Renovations to the former Bell Telephone building on Hamilton Street got under way this week. The goal is to transform the vacant structure into a 200-seat black box theater by this time next year, along with parking on adjacent sites that had been planned as an amphitheater.
With costs rising and taxpayers facing those expenses, as well as a $34-million school bond project approved in September 2009, the Redevelopment Agency decided to move ahead with the black box theater while putting the amphitheater on hold for the time being in favor of parking. The thinking was that a black box theater could provide year-round revenue versus the seven or eight months the amphitheater could provide while also reactivating building that has laid fallow for years. The site of the proposed amphitheater could provide needed parking in the meantime, for the black box theater and the Arts District in general.
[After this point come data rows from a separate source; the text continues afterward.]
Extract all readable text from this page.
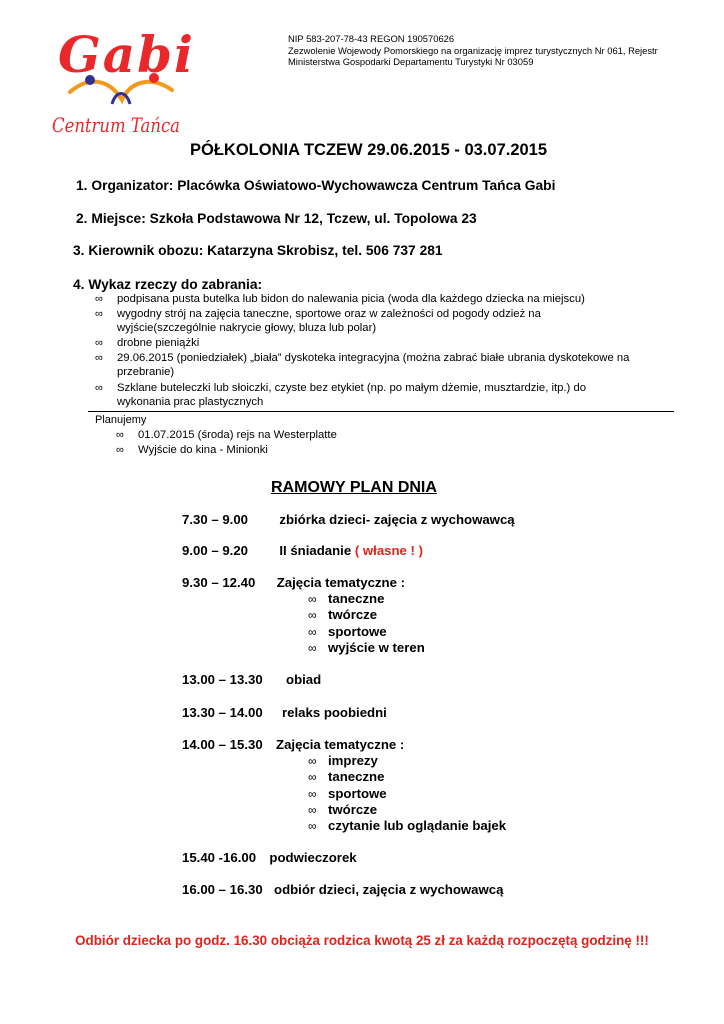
Gabi
Centrum Tańca
NIP 583-207-78-43 REGON 190570626
Zezwolenie Wojewody Pomorskiego na organizację imprez turystycznych Nr 061, Rejestr
Ministerstwa Gospodarki Departamentu Turystyki Nr 03059
PÓŁKOLONIA TCZEW 29.06.2015 - 03.07.2015
1. Organizator: Placówka Oświatowo-Wychowawcza Centrum Tańca Gabi
2. Miejsce: Szkoła Podstawowa Nr 12, Tczew, ul. Topolowa 23
3. Kierownik obozu: Katarzyna Skrobisz, tel. 506 737 281
4. Wykaz rzeczy do zabrania:
∞ podpisana pusta butelka lub bidon do nalewania picia (woda dla każdego dziecka na miejscu)
∞ wygodny strój na zajęcia taneczne, sportowe oraz w zależności od pogody odzież na
wyjście(szczególnie nakrycie głowy, bluza lub polar)
∞ drobne pieniążki
∞ 29.06.2015 (poniedziałek) „biała” dyskoteka integracyjna (można zabrać białe ubrania dyskotekowe na
przebranie)
∞ Szklane buteleczki lub słoiczki, czyste bez etykiet (np. po małym dżemie, musztardzie, itp.) do
wykonania prac plastycznych
Planujemy
∞ 01.07.2015 (środa) rejs na Westerplatte
∞ Wyjście do kina - Minionki
RAMOWY PLAN DNIA
7.30 – 9.00 zbiórka dzieci- zajęcia z wychowawcą
9.00 – 9.20 II śniadanie ( własne ! )
9.30 – 12.40 Zajęcia tematyczne :
∞ taneczne
∞ twórcze
∞ sportowe
∞ wyjście w teren
13.00 – 13.30 obiad
13.30 – 14.00 relaks poobiedni
14.00 – 15.30 Zajęcia tematyczne :
∞ imprezy
∞ taneczne
∞ sportowe
∞ twórcze
∞ czytanie lub oglądanie bajek
15.40 -16.00 podwieczorek
16.00 – 16.30 odbiór dzieci, zajęcia z wychowawcą
Odbiór dziecka po godz. 16.30 obciąża rodzica kwotą 25 zł za każdą rozpoczętą godzinę !!!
The City Council is poised to approve, at its meeting next month, a $1.6-million amendment to a $8.5-million bond ordinance approved last spring for the Hamilton Arts District projects. The additional $1.6 million would cover the costs of parking at the amphitheater site and other associated “soft costs,” for engineering and architecture.
If you agreed that the link earlier this week was pretty wonky, this one is very wonky: From the American Planning Association, “How Arts and Cultural Strategies Create, Reinforce and Enhance a Sense of Place” is a little on the long side at about 3,500 words but breaks down some key points about public art, arts and cultural programming, and urban infrastructure and design, while also citing a number of examples of cities around the country.
Earlier this year, Princeton University scrapped a plan for a $300-million arts and transit neighborhood project for the area around the Dinky. The first phase would have included a 145,000-square-foot performing arts building and the second phase would have added an additional 130,000 square feet of arts space.